MCLC LIST denton.2 at osu.edu
Mon Nov 17 10:03:55 EST 2014


MCLC LIST
China Dreams and the Road to Revival
I wrote this piece, for a general audience, about Xi Jinping’s “China Dream” and the Road to Revival exhibit at the National Museum of China. Hope it doesn’t insult your collective intelligence too much.
Kirk
Source: Origins: Current Events in Historical Perspective 8, no. 3 (Dec. 2014)
China Dreams and the “Road to Revival”
By Kirk A. Denton
Editor’s Note:
If the 20th century was “The American Century,” then plenty of commentators have announced that the 21st century will belong to China. And just as the American Century was built around the myth of the “American Dream,” Chinese Communist Party General Secretary Xi Jinping has offered Chinese people the “China Dream.” But as China expert Kirk Denton explores this month, the China Dream is not just a vision for the future, but a thorough re-writing of the Chinese past.
The China Dream
On November 29, 2012, newly appointed General Secretary of the Chinese Communist Party (CCP) Xi Jinping gave a speech that would become a signature moment in his young leadership.
Later known as his “China Dream” speech, it proposed that the fulfillment of the dreams of individual citizens is bound to China’s development as a nation, and that personal dreams will be realized only through the revival of the Chinese people as a whole.
In an oft-quoted sentence from a later version of the China Dream speech, Xi said: “China Dream means the dream of a people, and it is also the dreams of each Chinese person.”
Although the term had already entered popular use before Xi’s speech, “China Dream” has since become a lynchpin in Xi’s ideological platform. On November 30, the official party organ, People’s Daily, printed a laudatory editorial and excerpts.
One of many China Dream propaganda posters. The text reads: “China Dream, Great Dragon Soars.”
Bit by bit, “China Dream” has come to saturate the mass media in China: propaganda posters like the one pictured here have popped up everywhere on the streets of Chinese cities and on the Internet to echo Xi’s speech; a “My China Dream” university student conference was held in August of 2013; “The Sounds of China Dream,” a new American Idol–style singing competition, can be heard on Dragon TV; and state-sponsored websites devoted to the China Dream litter the Internet.
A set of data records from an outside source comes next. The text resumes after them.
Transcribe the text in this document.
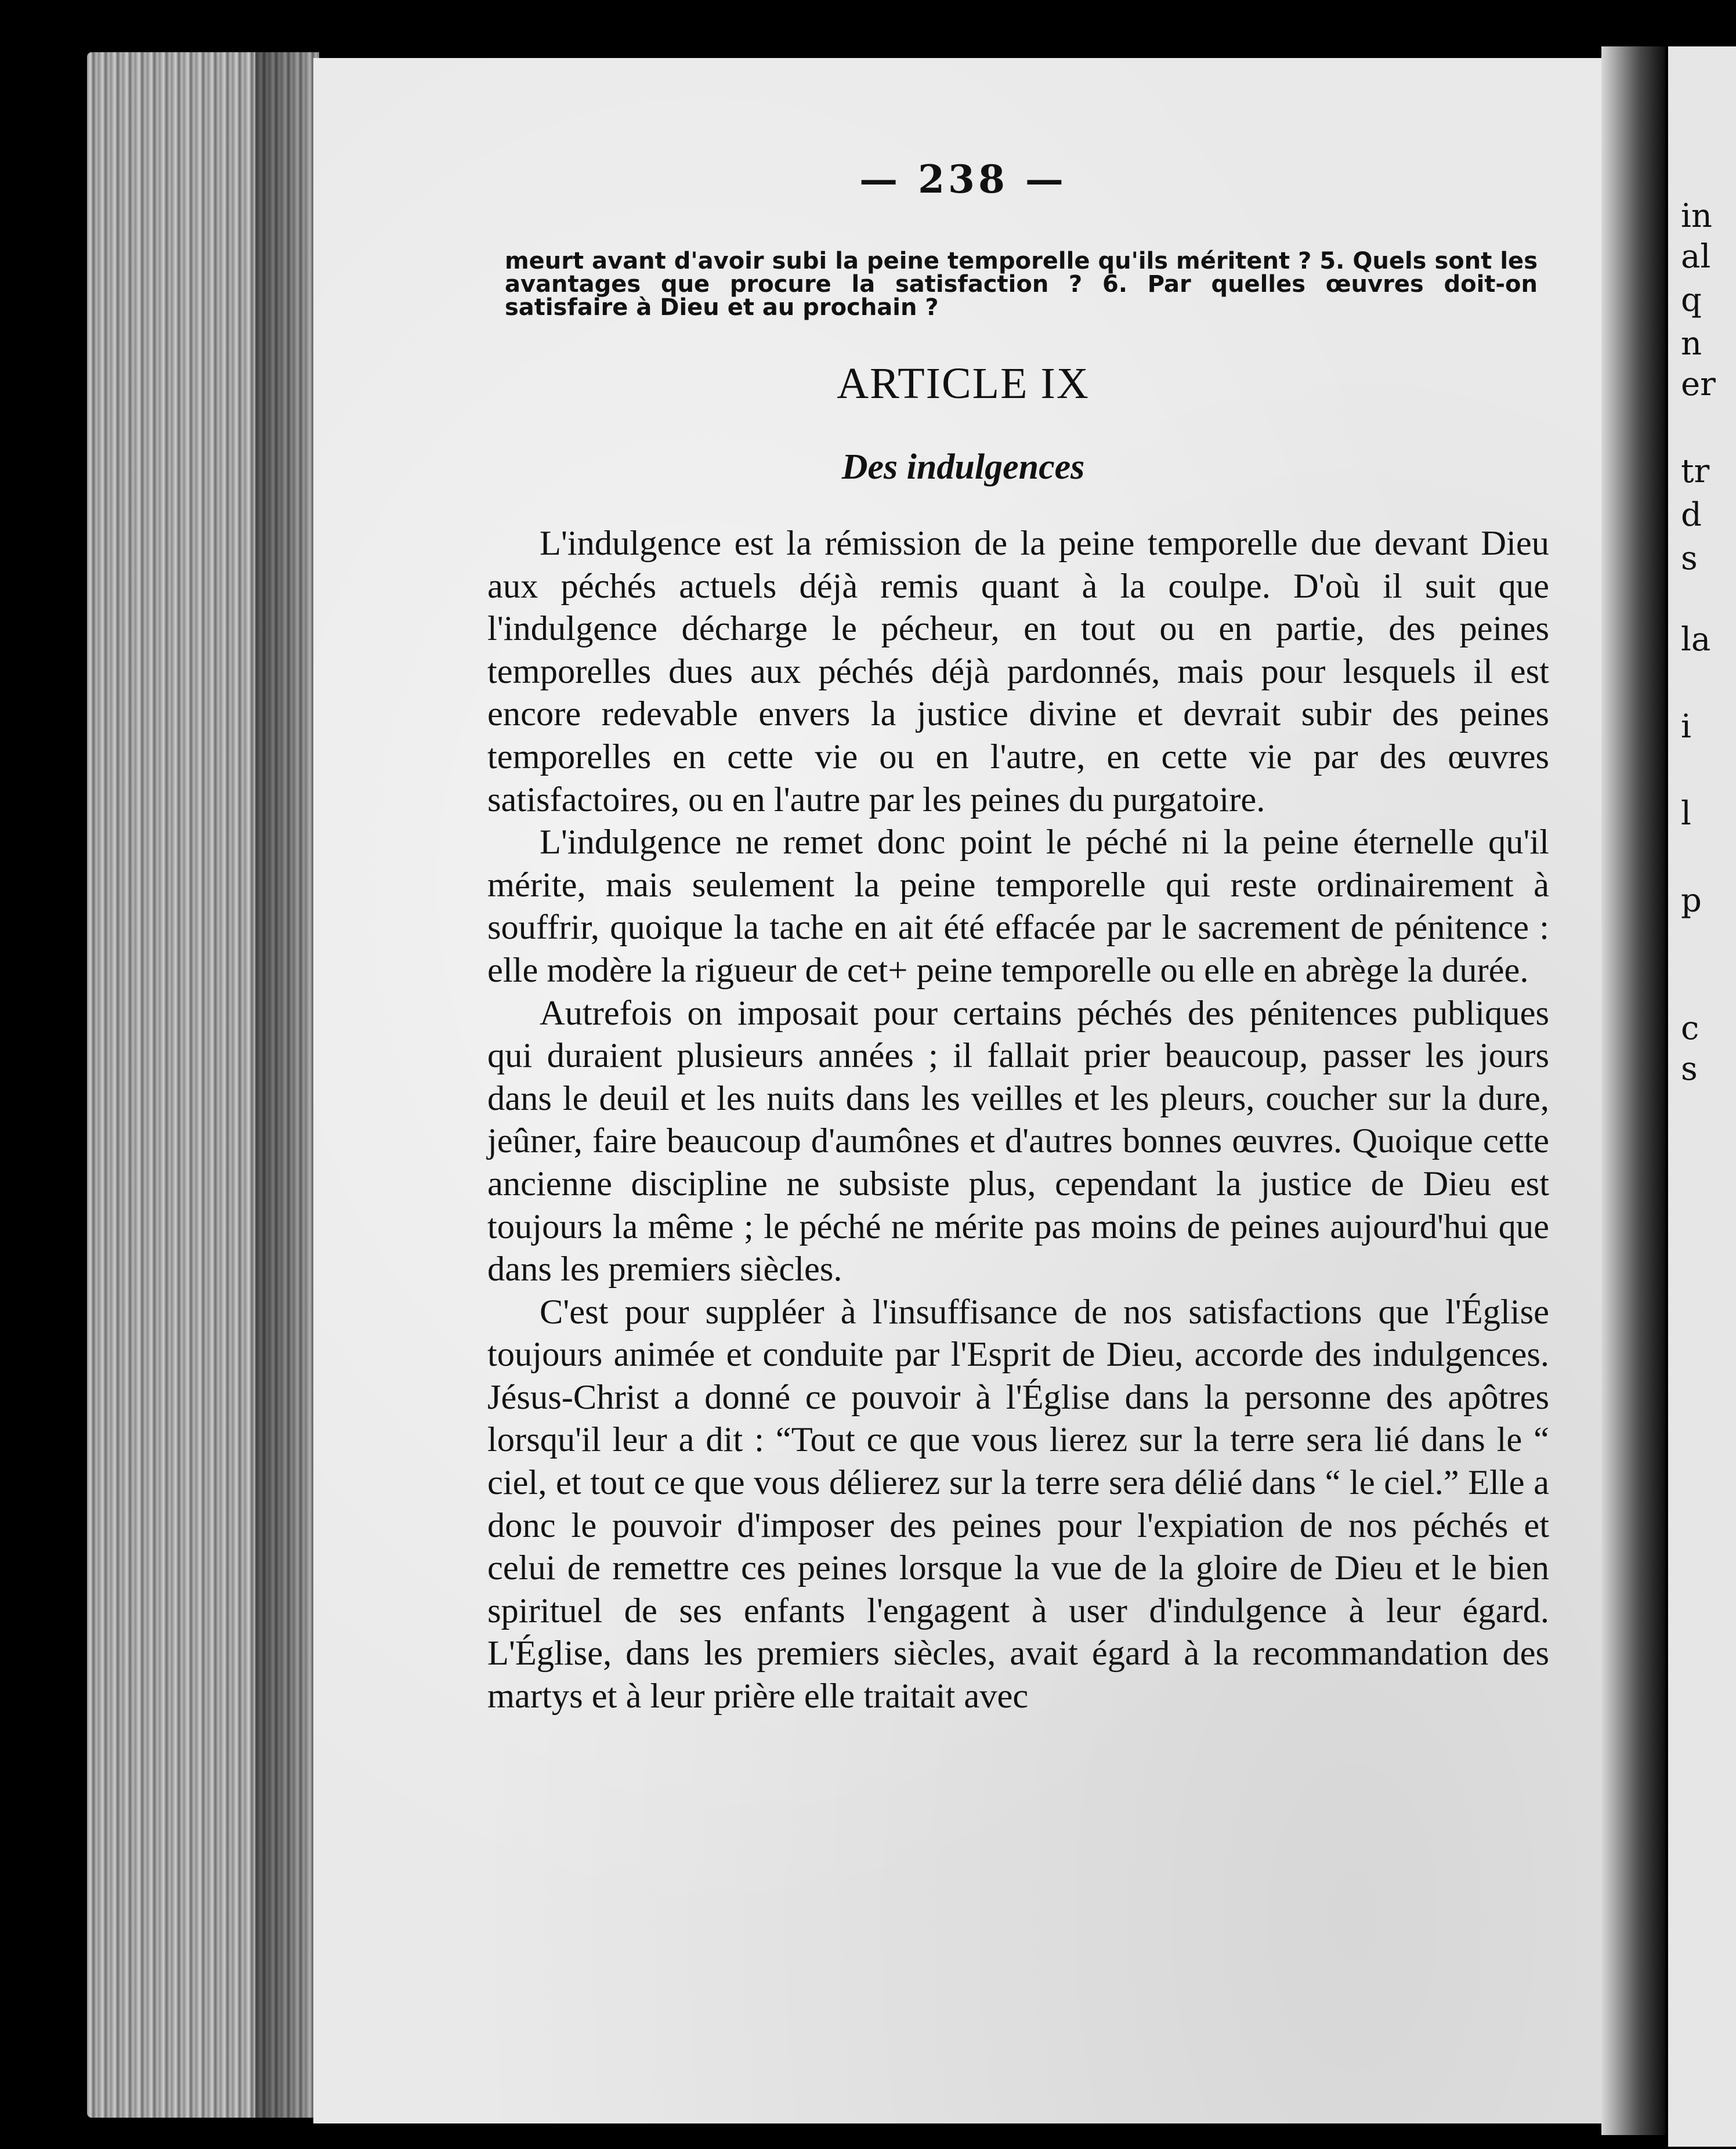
in
al
q
n
er
tr
d
s
la
i
l
p
c
s
— 238 —
meurt avant d'avoir subi la peine temporelle qu'ils méritent ? 5. Quels sont les avantages que procure la satisfaction ? 6. Par quelles œuvres doit-on satisfaire à Dieu et au prochain ?
ARTICLE IX
Des indulgences

L'indulgence est la rémission de la peine temporelle due devant Dieu aux péchés actuels déjà remis quant à la coulpe. D'où il suit que l'indulgence décharge le pécheur, en tout ou en partie, des peines temporelles dues aux péchés déjà pardonnés, mais pour lesquels il est encore redevable envers la justice divine et devrait subir des peines temporelles en cette vie ou en l'autre, en cette vie par des œuvres satisfactoires, ou en l'autre par les peines du purgatoire.

L'indulgence ne remet donc point le péché ni la peine éternelle qu'il mérite, mais seulement la peine temporelle qui reste ordinairement à souffrir, quoique la tache en ait été effacée par le sacrement de pénitence : elle modère la rigueur de cet+ peine temporelle ou elle en abrège la durée.

Autrefois on imposait pour certains péchés des pénitences publiques qui duraient plusieurs années ; il fallait prier beaucoup, passer les jours dans le deuil et les nuits dans les veilles et les pleurs, coucher sur la dure, jeûner, faire beaucoup d'aumônes et d'autres bonnes œuvres. Quoique cette ancienne discipline ne subsiste plus, cependant la justice de Dieu est toujours la même ; le péché ne mérite pas moins de peines aujourd'hui que dans les premiers siècles.

C'est pour suppléer à l'insuffisance de nos satisfactions que l'Église toujours animée et conduite par l'Esprit de Dieu, accorde des indulgences. Jésus-Christ a donné ce pouvoir à l'Église dans la personne des apôtres lorsqu'il leur a dit : “Tout ce que vous lierez sur la terre sera lié dans le “ ciel, et tout ce que vous délierez sur la terre sera délié dans “ le ciel.” Elle a donc le pouvoir d'imposer des peines pour l'expiation de nos péchés et celui de remettre ces peines lorsque la vue de la gloire de Dieu et le bien spirituel de ses enfants l'engagent à user d'indulgence à leur égard. L'Église, dans les premiers siècles, avait égard à la recommandation des martys et à leur prière elle traitait avec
The official Chinese Writers Association sponsors an online collection of songs and poems dedicated to the China Dream.
In later speeches, Xi expounded on what he meant by “China Dream,” and scholars and pundits explicated its finer points in a rash of academic books and in party theoretical journals such as Qiushi.
Xi Jinping has made “China Dream” the ideological core of his administration, just as Mao Zedong had “class struggle,” Deng Xiaoping the “four modernizations” Jiang Zemin the“three represents” and Hu Jintao the “harmonious society.” ”China Dream” both carves out a niche for Xi in the ideological lineage of Communist leadership and defines his image and political program for the Chinese public in today’s capitalist China.
>From Mao Zedong to Xi Jinping, China has transformed dramatically from a socialist planned economy to an economy that is effectively capitalist, though official rhetoric calls it “socialism with Chinese characteristics” or the “socialist market economy.”
Some have likened the new Chinese economy to Western “neoliberal” economies with their deregulation, free trade, marketization, privatization, free flow of global capital, and commodification. Whatever one labels them, these economic changes have been liberating for some Chinese, traumatic for others.
The China Dream has emerged at a time when, as a consequence of these reforms, the state exerts far less influence on the daily lives of people than at any time in the history of the People’s Republic of China (PRC).
Most visibly on the Internet, Chinese now express new forms of social identity and social interaction that would have been unthinkable in the rigid moralistic climate of Mao-era collectivism. They also enunciate a broad range of sentiments toward the government and its economic program—from outright contempt, to cynicism, to gratitude.